There was in what the officers testified that they observed nothing of the impeding of public traffic, nothing of threat to public order; the complaint’s characterizing the observed conduct as engaging various males in “conversation thereby causing an inconvenience to vehicle and pedestrian traffic” makes it clear that there was no interference with the flow of traffic other than that implicit in any brief conversation between two people meeting on the street.
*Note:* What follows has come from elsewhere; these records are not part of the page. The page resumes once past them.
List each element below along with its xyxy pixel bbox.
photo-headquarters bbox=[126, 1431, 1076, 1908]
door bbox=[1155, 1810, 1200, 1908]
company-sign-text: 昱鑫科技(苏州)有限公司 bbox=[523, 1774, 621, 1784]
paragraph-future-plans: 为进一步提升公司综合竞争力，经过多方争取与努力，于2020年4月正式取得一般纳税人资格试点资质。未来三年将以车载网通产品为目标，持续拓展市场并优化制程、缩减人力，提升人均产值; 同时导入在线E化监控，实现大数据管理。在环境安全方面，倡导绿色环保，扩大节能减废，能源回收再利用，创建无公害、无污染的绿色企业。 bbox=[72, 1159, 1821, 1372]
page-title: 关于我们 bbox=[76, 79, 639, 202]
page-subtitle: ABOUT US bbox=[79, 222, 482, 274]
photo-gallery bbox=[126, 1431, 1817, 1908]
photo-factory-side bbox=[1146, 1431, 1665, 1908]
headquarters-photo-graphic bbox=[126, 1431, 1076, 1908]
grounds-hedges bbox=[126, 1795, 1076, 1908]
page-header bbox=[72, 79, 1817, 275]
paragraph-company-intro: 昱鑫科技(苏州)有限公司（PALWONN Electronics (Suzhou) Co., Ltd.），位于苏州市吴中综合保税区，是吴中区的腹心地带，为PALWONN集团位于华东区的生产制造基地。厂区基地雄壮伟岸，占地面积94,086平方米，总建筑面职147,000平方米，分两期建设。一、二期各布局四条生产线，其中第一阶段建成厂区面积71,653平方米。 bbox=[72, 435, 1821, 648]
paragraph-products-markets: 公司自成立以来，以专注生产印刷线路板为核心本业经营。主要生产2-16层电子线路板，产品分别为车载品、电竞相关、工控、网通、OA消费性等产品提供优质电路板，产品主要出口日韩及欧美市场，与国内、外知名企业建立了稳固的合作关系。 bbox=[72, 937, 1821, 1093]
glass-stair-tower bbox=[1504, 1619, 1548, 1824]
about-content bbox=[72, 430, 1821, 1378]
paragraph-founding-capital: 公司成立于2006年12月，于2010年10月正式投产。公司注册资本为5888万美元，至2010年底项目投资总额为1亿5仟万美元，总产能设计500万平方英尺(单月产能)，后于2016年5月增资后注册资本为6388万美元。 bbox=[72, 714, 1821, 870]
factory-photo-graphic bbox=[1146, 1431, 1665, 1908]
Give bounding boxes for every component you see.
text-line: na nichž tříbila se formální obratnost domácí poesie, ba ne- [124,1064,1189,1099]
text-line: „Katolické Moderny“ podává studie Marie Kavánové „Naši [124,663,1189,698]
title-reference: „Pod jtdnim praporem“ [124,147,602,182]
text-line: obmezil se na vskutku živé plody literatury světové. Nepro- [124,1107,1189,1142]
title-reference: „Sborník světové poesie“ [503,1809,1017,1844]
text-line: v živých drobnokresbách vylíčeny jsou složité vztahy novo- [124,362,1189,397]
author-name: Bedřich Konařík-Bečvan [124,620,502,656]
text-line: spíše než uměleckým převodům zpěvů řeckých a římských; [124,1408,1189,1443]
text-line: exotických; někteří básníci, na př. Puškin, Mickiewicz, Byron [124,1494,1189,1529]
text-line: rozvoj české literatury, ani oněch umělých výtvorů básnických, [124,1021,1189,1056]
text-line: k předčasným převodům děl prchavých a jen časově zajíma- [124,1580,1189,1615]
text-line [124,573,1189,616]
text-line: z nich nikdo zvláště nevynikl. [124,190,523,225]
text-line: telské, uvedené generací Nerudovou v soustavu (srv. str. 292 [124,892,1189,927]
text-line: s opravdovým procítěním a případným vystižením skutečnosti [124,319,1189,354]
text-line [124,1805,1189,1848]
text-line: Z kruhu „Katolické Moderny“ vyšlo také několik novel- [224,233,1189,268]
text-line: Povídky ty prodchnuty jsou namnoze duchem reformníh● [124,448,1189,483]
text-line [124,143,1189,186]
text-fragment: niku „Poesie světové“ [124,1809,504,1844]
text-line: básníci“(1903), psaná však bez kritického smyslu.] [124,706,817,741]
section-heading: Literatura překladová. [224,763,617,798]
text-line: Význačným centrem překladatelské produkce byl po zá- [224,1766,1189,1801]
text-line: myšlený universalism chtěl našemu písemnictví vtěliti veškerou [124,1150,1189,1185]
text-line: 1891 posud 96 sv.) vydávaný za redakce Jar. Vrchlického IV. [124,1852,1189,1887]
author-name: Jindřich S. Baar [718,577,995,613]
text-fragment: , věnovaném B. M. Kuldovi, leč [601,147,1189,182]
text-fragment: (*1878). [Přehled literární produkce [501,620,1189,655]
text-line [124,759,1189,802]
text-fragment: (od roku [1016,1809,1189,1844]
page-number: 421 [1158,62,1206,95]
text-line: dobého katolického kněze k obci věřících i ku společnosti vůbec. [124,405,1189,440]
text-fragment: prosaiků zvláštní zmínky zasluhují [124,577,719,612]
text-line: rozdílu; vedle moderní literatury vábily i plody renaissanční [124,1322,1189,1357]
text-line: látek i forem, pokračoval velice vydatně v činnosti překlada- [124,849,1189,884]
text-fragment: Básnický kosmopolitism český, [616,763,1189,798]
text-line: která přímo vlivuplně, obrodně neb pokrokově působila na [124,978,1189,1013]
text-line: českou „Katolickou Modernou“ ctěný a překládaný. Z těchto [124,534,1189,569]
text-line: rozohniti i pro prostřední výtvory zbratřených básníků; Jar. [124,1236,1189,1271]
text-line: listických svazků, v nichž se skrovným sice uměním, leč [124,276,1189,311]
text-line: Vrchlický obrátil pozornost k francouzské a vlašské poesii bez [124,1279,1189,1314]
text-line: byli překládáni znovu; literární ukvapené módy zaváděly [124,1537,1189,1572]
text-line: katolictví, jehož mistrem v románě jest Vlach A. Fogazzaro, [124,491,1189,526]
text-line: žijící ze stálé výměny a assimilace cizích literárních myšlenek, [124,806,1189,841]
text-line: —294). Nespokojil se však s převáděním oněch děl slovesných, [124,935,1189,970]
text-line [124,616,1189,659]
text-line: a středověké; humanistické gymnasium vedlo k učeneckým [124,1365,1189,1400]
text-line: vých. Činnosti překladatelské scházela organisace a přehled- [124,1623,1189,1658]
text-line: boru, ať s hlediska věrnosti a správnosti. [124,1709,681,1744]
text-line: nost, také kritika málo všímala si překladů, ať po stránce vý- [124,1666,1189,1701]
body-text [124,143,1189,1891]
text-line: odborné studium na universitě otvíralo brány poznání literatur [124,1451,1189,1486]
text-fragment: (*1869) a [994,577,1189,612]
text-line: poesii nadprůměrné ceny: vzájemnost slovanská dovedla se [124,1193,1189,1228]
It might have been wondered whether the officers’ action disappointed any expectation of their superiors, but the testimony of Captain McCabe forbids the inference *345that officers were expected to arrest without probable cause—despite Captain McCabe’s at best ambiguous “Prostitution Roundup” Memorandum of October 21, 1975, and departmental counsel’s warning that the Memorandum might be considered discriminatory in punishing some people for behavior that all engage in under the pretense that those arrested are obstructing traffic when there is no traffic to obstruct. Cf. People v. Nixon, 1928, 248 N.Y. 182, 187-188,161 N.E. 463. In any case reliance on superiors’ orders would be relevant primarily to the matter of the officers’ subjective beliefs. Important as the subjective belief of arresting officers may be on damage issues, the Court has been clear that if the constitutional liberty is to be safe from infringement, the ultimate test must be the objective reasonableness of the arresting officer’s belief that the arrest is warranted in law. Cf. Terry v. Ohio, 1968, 392 U.S. 1, 21-22, 88 S.Ct. 1868, 20 L.Ed.2d 889; Pierson v. Ray, 1967, 386 U.S. 547, 555-557, 87 S.Ct. 1213, 18 L.Ed.2d 288; Scheuer v. Rhodes, 1974, 416 U.S. 232, 244-246, 94 S.Ct. 1683, 40 L.Ed.2d 90; Wood v. Strickland, 1975, 420 U.S. 308, 321-322, 95 S.Ct. 992, 43 L.Ed.2d 214; Procunier v. Navarette, 1978, 434 U.S. 555, 561-562, 98 S.Ct. 855, 55 L.Ed.2d 24. That reasonableness was absent here.
It is concluded that an erroneous standard of reasonable belief was applied to the facts in the district court, and that, in consequence, dismissal of appellant’s complaint against the arresting officers was error.